Sally B & Friends Day 31st July 2011
On Sunday 31st July a celebration of B-17 Flying Fortress G-BEDF Sally B, in her 66th year, will take place at IWM Duxford, this special event offers 1940s nostalgia, fantastic flying and the opportunity to hear from the pilots and ground crews who keep historic aircraft in pristine condition for the enjoyment of future generations.
Sally B is the last remaining B-17 flying in Europe
As a preview for this event Macks Aviation was invited to attend a special practice display formation never before attempted. The formation was with 'Sally B' and the Scottish Widows Investment Partnership (SWIP) Silence Twister SA1100 aircraft G-SWIP & G-ZWIP flown by Peter Wells & Guy Westgate.
Following a debrief between The Sally B crew and Guy Westgate it was obvious the practise formation was a success and the public performance on the 31st July is eagerly awaited.
The event on the 31st July is free to existing members of the Sally B supporters club and for non-members standard IWM Duxford entrance fees applies.
Whilst the day is NOT an Air Display per se there will be an element of flying involving both Sally B in formation with other aircraft as well as individual displays from other aircraft.
Sally B will perform 3 set pieces during the day with other aircraft:
Apart from the flying the event will include ground-based attractions including a 'meet the pilots' and 1940's swing style jazz music provided by "Room 21"
The Office of Sally B
B-17 FLYING FORTRESS G-BEDF Sally B Background Information.
Built as Boeing B-17G-105-VE c/n 8693, the future Sally B was one of the last to be constructed by the Lockheed-Vega plant at Burbank, California. Accepted by the United States Army Air Force (USAAF) as 44-85784 on 19 June 1945 it was too late to see war service and was flown to Nashville for modifications.
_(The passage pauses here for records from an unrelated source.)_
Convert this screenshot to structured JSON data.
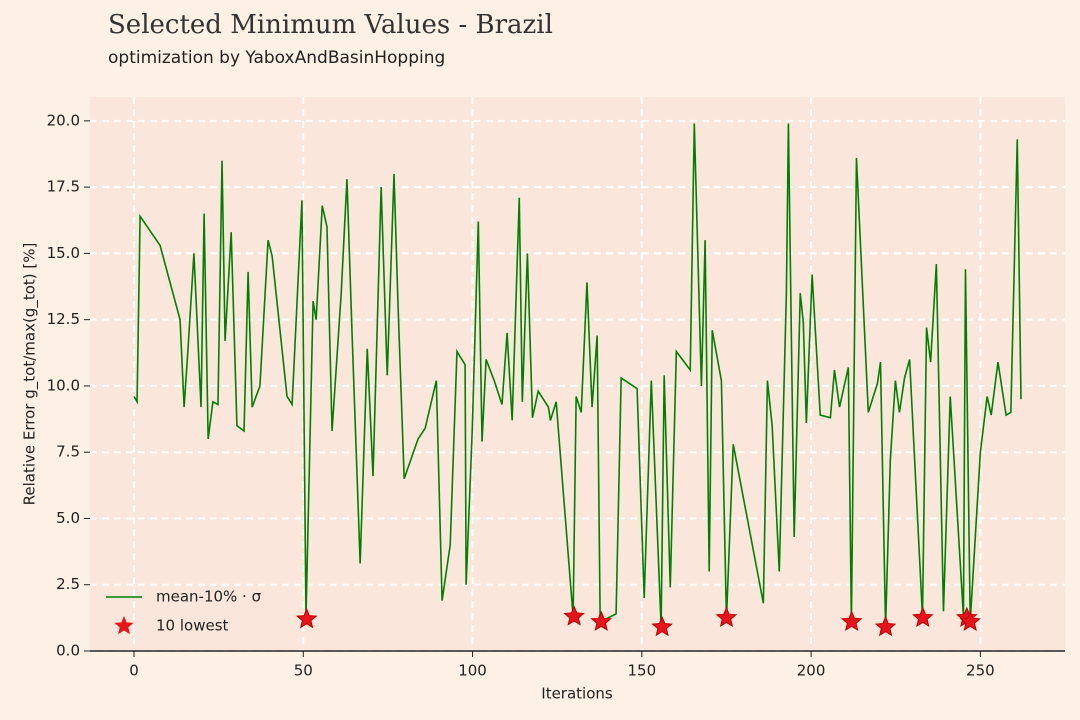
{
  "chart_data": {
    "type": "line",
    "title": "Selected Minimum Values - Brazil",
    "subtitle": "optimization by YaboxAndBasinHopping",
    "x_label": "Iterations",
    "y_label": "Relative Error g_tot/max(g_tot) [%]",
    "xlim": [
      -13,
      275
    ],
    "ylim": [
      0,
      20.9
    ],
    "xticks": [
      0,
      50,
      100,
      150,
      200,
      250
    ],
    "yticks": [
      {
        "value": 0,
        "label": "0.0"
      },
      2.5,
      {
        "value": 5,
        "label": "5.0"
      },
      7.5,
      {
        "value": 10,
        "label": "10.0"
      },
      12.5,
      {
        "value": 15,
        "label": "15.0"
      },
      17.5,
      {
        "value": 20,
        "label": "20.0"
      }
    ],
    "grid": true,
    "legend": "lower left",
    "series": [
      {
        "name": "mean-10% · σ",
        "type": "line",
        "color": "#008000",
        "x": [
          0,
          0.9,
          1.8,
          7.7,
          13.6,
          14.8,
          16,
          17.7,
          19.8,
          20.7,
          21.9,
          23.3,
          24.8,
          26,
          26.9,
          28.7,
          30.4,
          32.5,
          33.7,
          34.9,
          37.2,
          39.6,
          40.8,
          45.2,
          46.7,
          49.6,
          50.8,
          52.9,
          53.8,
          55.6,
          57,
          58.5,
          61.2,
          62.9,
          64.4,
          66.8,
          68.9,
          70.6,
          73,
          74.8,
          76.8,
          78,
          79.8,
          83.9,
          86,
          89.3,
          91,
          93.4,
          95.4,
          97.8,
          98.1,
          99.9,
          101.7,
          102.8,
          104,
          106.4,
          108.7,
          110.2,
          111.7,
          113.8,
          114.7,
          116.2,
          117.7,
          119.4,
          122.4,
          123,
          124.7,
          129.7,
          130.6,
          132.1,
          133.8,
          135.3,
          136.8,
          137.7,
          142.4,
          143.9,
          148.6,
          150.7,
          152.8,
          155.7,
          156.6,
          158.4,
          160.2,
          164.3,
          165.5,
          167.6,
          168.7,
          169.9,
          170.8,
          173.5,
          175,
          177,
          185.9,
          187.1,
          188.5,
          190.6,
          192.7,
          193.3,
          195,
          196.8,
          197.7,
          198.6,
          200.3,
          202.7,
          205.7,
          206.9,
          208.4,
          211,
          211.9,
          213.4,
          216.9,
          219.6,
          220.5,
          222,
          223.4,
          224.9,
          226.1,
          227.6,
          229.1,
          232.9,
          234.1,
          235.3,
          237,
          239.1,
          241.1,
          245,
          245.6,
          247,
          250,
          252,
          253.2,
          255.2,
          257.6,
          259,
          260.9,
          262
        ],
        "values": [
          9.6,
          9.4,
          16.4,
          15.3,
          12.5,
          9.2,
          11.5,
          15.0,
          9.2,
          16.5,
          8.0,
          9.4,
          9.3,
          18.5,
          11.7,
          15.8,
          8.5,
          8.3,
          14.3,
          9.2,
          10.0,
          15.5,
          14.9,
          9.6,
          9.3,
          17.0,
          1.3,
          13.2,
          12.5,
          16.8,
          16.0,
          8.3,
          13.5,
          17.8,
          12.0,
          3.3,
          11.4,
          6.6,
          17.5,
          10.4,
          18.0,
          13.0,
          6.5,
          8.0,
          8.4,
          10.2,
          1.9,
          4.0,
          11.3,
          10.8,
          2.5,
          8.3,
          16.2,
          7.9,
          11.0,
          10.2,
          9.3,
          12.0,
          8.7,
          17.1,
          9.4,
          15.0,
          8.8,
          9.8,
          9.2,
          8.7,
          9.4,
          1.3,
          9.6,
          9.0,
          13.9,
          9.2,
          11.9,
          1.1,
          1.4,
          10.3,
          9.9,
          2.0,
          10.2,
          0.9,
          10.4,
          2.4,
          11.3,
          10.6,
          19.9,
          10.0,
          15.5,
          3.0,
          12.1,
          10.2,
          1.2,
          7.8,
          1.8,
          10.2,
          8.5,
          3.0,
          13.5,
          19.9,
          4.3,
          13.5,
          12.4,
          8.6,
          14.2,
          8.9,
          8.8,
          10.6,
          9.2,
          10.7,
          1.1,
          18.6,
          9.0,
          10.1,
          10.9,
          0.9,
          7.2,
          10.2,
          9.0,
          10.3,
          11.0,
          1.3,
          12.2,
          10.9,
          14.6,
          1.5,
          9.6,
          1.3,
          14.4,
          1.1,
          7.5,
          9.6,
          8.9,
          10.9,
          8.9,
          9.0,
          19.3,
          9.5
        ]
      },
      {
        "name": "10 lowest",
        "type": "scatter",
        "color": "#e8141c",
        "x": [
          51,
          130,
          138,
          156,
          175,
          212,
          222,
          233,
          246,
          247
        ],
        "values": [
          1.2,
          1.3,
          1.1,
          0.9,
          1.25,
          1.1,
          0.9,
          1.25,
          1.25,
          1.1
        ]
      }
    ]
  }
}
Converted for training purposes and re-designated TB-17G it was based at Wright Field (now Wright-Patterson AFB) Ohio from November 1945.
Continuing in the care of 2750th Air Base Group (ABG), 44-85784 was selected for use as a research vehicle and in 1949 allocated EB-17G status. As such, the B-17 was used in a variety of research roles, one of the most bizarre being the addition of a man-carrying pod on the starboard wingtip.
Also fitted at the time was an infra-red tracking device in place of the Perspex nose. These trials continued for some years in a variety of guises and it was not until 1954 that 44-85784 was returned to standard configuration, less armaments, at Hill AFB in Utah. No details have emerged of the trials in which this aircraft was involved. In France, the Institut Geographic National (IGN) had purchased several B-17s after the war for survey and mapping work and added others as necessary. 44-85784 arrived in November 1954 and was given the French registration F-BGSR.
Based at Creil, these aircraft carried out work for the French government and others, faithfully, for many years. As they entered the 1970s, it was apparent that the cost of operating a B-17 Flying Fortresses was getting prohibitive and that the lack of availability of spares was a problem. The IGN replaced the B-17s with other aircraft, including the purpose-built Hurel-Dubois HD.34.
Businessman and pilot Ted White brought the B-17 to Britain via Biggin Hill to Imperial War Museum Duxford as N17TE, in March 1975, to begin a new life as Sally B. Sally B made her debut at the 1975 Biggin Hill Air Fair, flying as the USAAF Second World War Memorial Flight. Sally B has continued to delight fans at IWM Duxford and air shows across the country ever since.
* All flying and activities are subject to weather, serviceability and operational commitments that could mean any or all of the above are cancelled at short notice.